The call suggested to administration officials that the American people have the same questions the celebrities have, the official said, and the agency decided it might need an ad campaign to have public figures ask top Coronavirus Task Force doctors and scientists questions for a series of one-minute public health ads.

But critics questioned whether the public relations push was aimed at boosting Trump’s reelection chances rather than informing the public on the health crisis six months after the first U.S. case was detected. Politico, which first reported on the potential $250 million proposal, obtained a letter from the administration to communications firms that stated the goal of the contract would be to “defeat despair and inspire hope” about the coronavirus pandemic.

House Majority Whip Jim Clyburn told reporters on Tuesday: “That sounds like another 250 million in taxpayer money to be used politically.”

HHS press secretary Michael Caputo confirmed to ABC News that the agency has reached out to public relations firms on a potential $250 million effort.

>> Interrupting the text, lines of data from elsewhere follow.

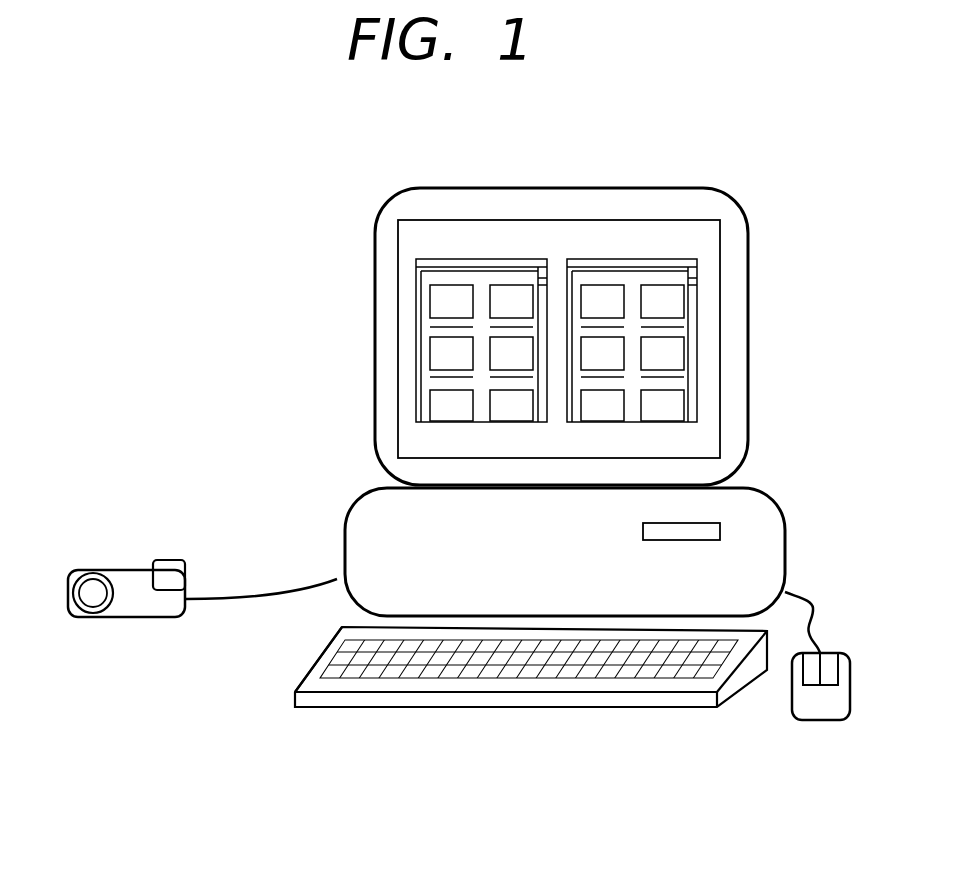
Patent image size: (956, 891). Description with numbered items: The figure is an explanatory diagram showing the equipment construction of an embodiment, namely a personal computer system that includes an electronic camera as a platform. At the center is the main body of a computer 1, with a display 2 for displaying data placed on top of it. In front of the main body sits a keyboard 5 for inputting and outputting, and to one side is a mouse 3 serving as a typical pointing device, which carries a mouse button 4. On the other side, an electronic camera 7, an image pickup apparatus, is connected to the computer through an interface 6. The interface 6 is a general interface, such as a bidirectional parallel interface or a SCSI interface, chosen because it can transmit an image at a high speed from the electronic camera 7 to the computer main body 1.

The main body of a computer 1 is at (787, 527).
The display 2 is at (710, 248).
The mouse 3 is at (818, 713).
The mouse button 4 is at (823, 667).
The keyboard 5 is at (471, 661).
The interface 6 is at (260, 593).
The electronic camera 7 is at (127, 567).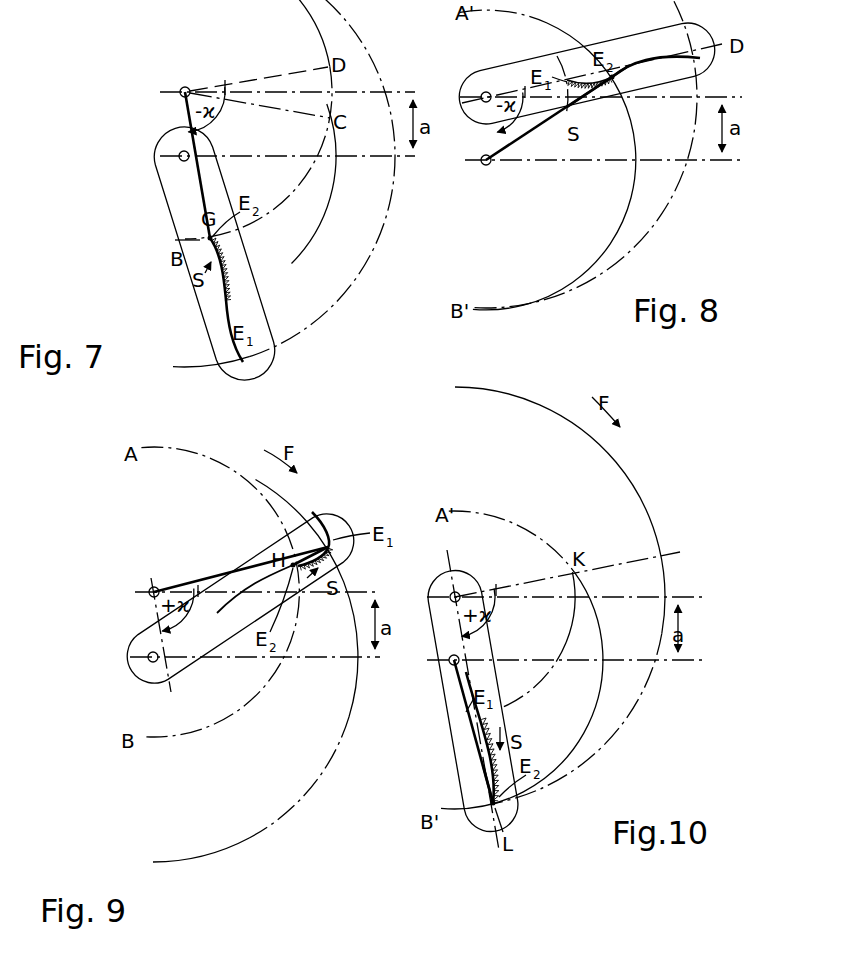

He declined to provide details on where the contract stands in the federal procurement process.

But Caputo said the goal wouldn’t be winning over voters.

“This project is about public health, not politics, and America deserves no less,” he told ABC News. “I’m confident the politicians who actually care about public health will soon see the results and appreciate the effort.”

Tom Miller, a healthcare policy expert and resident fellow at the conservative-leaning American Enterprise Institute, said spending a quarter of a billion dollars on a public health campaign immediately ahead of an election raises serious flags.

Miller said he wonders why the administration didn’t work months ago to pull together a cohesive public health message using in-house experts.

“It’s not that this shouldn’t be done,” he said of the potential $250 million contract. “It’s that it should be done in the interest of the public and public health needs. It should not be done to help the reelection of a president.”

HHS officials — including the surgeon general — have talked previously about a public health information campaign featuring the doctors and scientists of the Coronavirus Task Force in conversations with public figures.

Lawmakers on Capitol Hill last April asked the administration to consider the importance of radio and television broadcasters to deliver information on COVID-19, particularly in rural areas. The bipartisan letter called on the administration in “making sure that stations are able to continue operating during this time is critical.”

In a July 10 response, Caputo said he agreed that the administration “must do more” to communicate the public health message in a pandemic.

“We are building a large campaign of purchased public service announcements to keep Americans informed as the pandemic evolves and our country safely opens,” he wrote.